If you want to supplement even less (weekly or so), then the dosages getting even bigger, since now the part of the IF vanishes in comparison to the part you’ll get via diffusion.
The numbers sound like a lot (hundreds/thousands of your daily need) but 1. the real absorbed amount is way smaller if it is not splitted in many intakes 2. Vit. B12 is watersoluable and if you take in too much then it will just leave your body via your bladder.
Of course some people are/will be non-deficient on lower dosages, because of multiple factors of absorption, but i would suggest to be safe. A blood test to check your bio-active B12 levels is the blood test for Holo-TC, which i highly recommend you!
Wish you all the best,
Thanks for the explanation of B12 absorption for Michael.

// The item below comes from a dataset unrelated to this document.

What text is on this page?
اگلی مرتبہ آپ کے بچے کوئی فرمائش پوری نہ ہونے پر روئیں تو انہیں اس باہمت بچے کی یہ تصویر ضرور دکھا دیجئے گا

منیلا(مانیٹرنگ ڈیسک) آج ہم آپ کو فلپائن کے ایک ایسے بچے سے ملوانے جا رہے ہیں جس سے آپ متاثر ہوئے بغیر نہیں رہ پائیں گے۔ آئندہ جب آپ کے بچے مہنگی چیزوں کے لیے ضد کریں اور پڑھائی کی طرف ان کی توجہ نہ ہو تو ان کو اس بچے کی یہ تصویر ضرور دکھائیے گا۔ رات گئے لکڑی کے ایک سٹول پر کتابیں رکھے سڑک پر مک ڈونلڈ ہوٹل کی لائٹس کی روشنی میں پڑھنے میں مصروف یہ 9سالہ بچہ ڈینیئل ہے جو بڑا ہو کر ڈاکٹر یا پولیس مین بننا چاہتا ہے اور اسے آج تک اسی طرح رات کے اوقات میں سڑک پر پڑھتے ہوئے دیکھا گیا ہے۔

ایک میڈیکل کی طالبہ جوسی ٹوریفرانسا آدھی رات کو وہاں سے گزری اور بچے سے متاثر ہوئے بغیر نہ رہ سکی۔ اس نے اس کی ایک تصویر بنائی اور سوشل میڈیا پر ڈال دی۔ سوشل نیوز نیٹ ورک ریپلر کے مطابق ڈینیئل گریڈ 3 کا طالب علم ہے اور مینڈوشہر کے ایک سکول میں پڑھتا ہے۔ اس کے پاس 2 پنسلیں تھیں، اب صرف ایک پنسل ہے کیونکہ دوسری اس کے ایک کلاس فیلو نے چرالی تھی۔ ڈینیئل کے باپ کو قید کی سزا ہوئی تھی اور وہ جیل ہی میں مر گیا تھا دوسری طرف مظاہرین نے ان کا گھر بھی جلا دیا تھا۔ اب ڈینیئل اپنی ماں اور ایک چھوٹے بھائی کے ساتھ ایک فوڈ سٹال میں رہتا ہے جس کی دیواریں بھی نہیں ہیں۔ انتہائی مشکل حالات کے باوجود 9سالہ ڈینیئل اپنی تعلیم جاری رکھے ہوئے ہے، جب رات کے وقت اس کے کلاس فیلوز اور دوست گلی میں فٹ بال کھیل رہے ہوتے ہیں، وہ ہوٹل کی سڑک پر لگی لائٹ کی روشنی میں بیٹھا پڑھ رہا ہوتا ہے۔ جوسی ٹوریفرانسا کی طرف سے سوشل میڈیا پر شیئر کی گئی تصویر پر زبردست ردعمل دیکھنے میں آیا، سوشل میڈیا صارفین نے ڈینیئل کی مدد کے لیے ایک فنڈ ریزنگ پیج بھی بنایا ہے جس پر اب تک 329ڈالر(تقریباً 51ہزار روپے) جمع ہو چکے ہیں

Here’s my take on whether someone needs to be tested for vitamin B12:
I’m a 66 year old woman and have been on a WFPB diet the last 12 months. I take 1000 iu (25 mcg) of Vitamin D twice a day and 1000 µg of B12 once a week (both sublingual). It’s my understanding that because sublingual supplements are absorbed in the mouth, we don’t need to take the doses recommended above. Does anyone know whether that is true?